Haitian cuisine tends toward the bold, spicy flavors characteristic of all classic Caribbean cooking, but its African and indigenous influences are generally more pronounced than that of its island counterparts. Dishes are liberally seasoned with herbs and peppers, and salted and smoked meats often feature prominently on the menus of Haitian restaurants. The traditional adult beverage to enjoy with Haitian food is beer — but if you're one of those with a preference for wine over beer, you may feel at a loss concerning what to drink with this particular type of regional cuisine.
The first thing you need to know about pairing wine with Haitian food is which type of wine won't work at all. In this case, it would be rich red wines such as Cabernet Sauvignon, Zinfandel, and Tempranillo. These wines contain high levels of a substance known as tannins, and this increases the heat factor in Haitian food and other spicy cuisine. If you have your heart set on enjoying a nice glass of red wine with your Haitian meal, make it a lighter variety such as Pinot Noir, Merlot, or Beaujolais because these wines don't contain as many tannins.
Here are three more wines that pair perfectly with Haitian food:
Sparkling rosé goes especially well with smoked meats, especially when it's served as cold as possible. It's not just recommended for meals containing smoked meats, however — it complements such a wide variety of food that it's an excellent go-to option for when you're not sure what type of wine to order. Sparkling rosé It also adds a festive note to even the simplest meal.

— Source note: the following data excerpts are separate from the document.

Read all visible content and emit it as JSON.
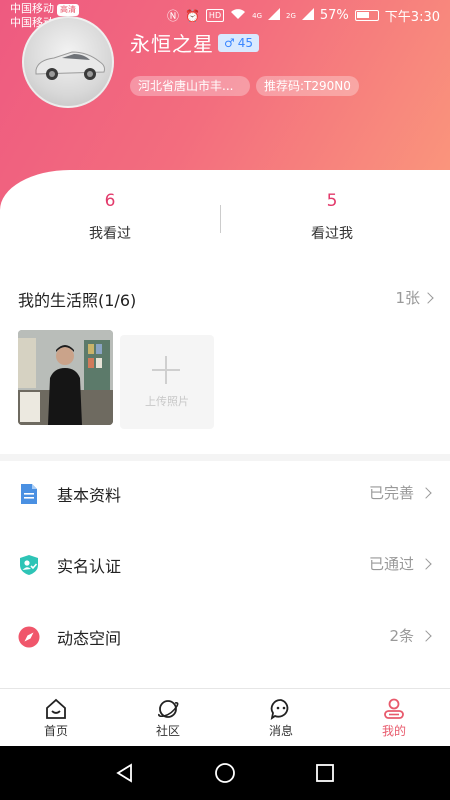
{
  "status_bar": {
    "carrier_1": "中国移动",
    "carrier_2": "中国移动",
    "carrier_badge": "高清",
    "net_4g": "4G",
    "net_2g": "2G",
    "battery": "57%",
    "time": "下午3:30"
  },
  "profile": {
    "name": "永恒之星",
    "gender_symbol": "♂",
    "age": "45",
    "location": "河北省唐山市丰...",
    "referral": "推荐码:T290N0"
  },
  "stats": {
    "viewed_count": "6",
    "viewed_label": "我看过",
    "viewer_count": "5",
    "viewer_label": "看过我"
  },
  "photos": {
    "title": "我的生活照(1/6)",
    "count": "1张",
    "upload_label": "上传照片"
  },
  "menu": [
    {
      "label": "基本资料",
      "status": "已完善",
      "icon": "document-icon",
      "color": "#4a90e2"
    },
    {
      "label": "实名认证",
      "status": "已通过",
      "icon": "verified-user-icon",
      "color": "#2ec4b6"
    },
    {
      "label": "动态空间",
      "status": "2条",
      "icon": "compass-icon",
      "color": "#f0566b"
    }
  ],
  "nav": {
    "home": "首页",
    "community": "社区",
    "messages": "消息",
    "mine": "我的"
  },
  "colors": {
    "accent": "#e85a6c",
    "gradient_start": "#ee5a80",
    "gradient_end": "#fb9a7c",
    "count_color": "#e23a6b"
  }
}
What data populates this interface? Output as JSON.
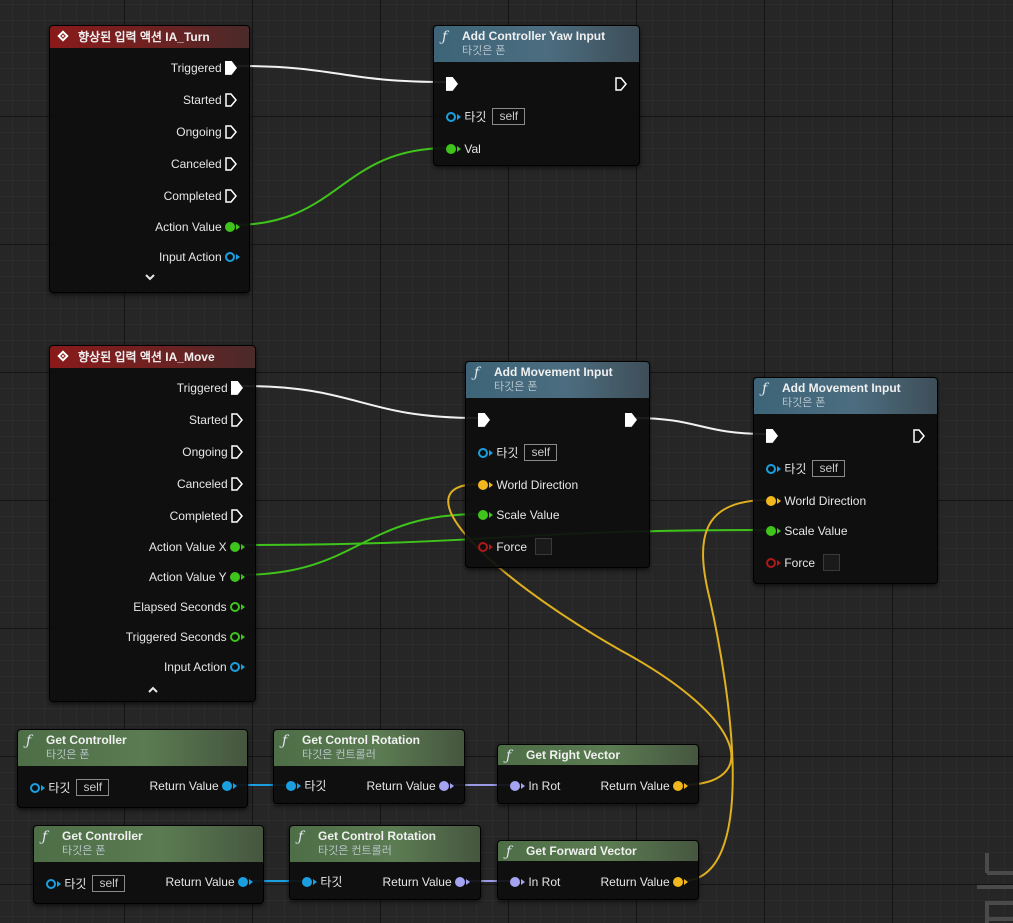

Haitian food features lots of tropical fruits and vegetables, making Pinot Gris a good pairing choice because of its trademark fruity tang. It's perfect with mangos, eggplant, and dewberries. Pinot Gris is simple, straightforward, and comes in a range of flavors from slightly dry to slightly sweet, which makes it easy to accommodate different preferences if you decide to order a bottle for the table.
Haitian cuisine includes a great deal of seafood, such as herring, cod, crab, and shrimp. Because the Moscato is sweeter than most white wines, it pairs particularly well with seafood that retains an accent of salt after it's been cooked. It's ideal for everything from elegant dinners to beachside bonfire fare, as long as seafood is the star of the show.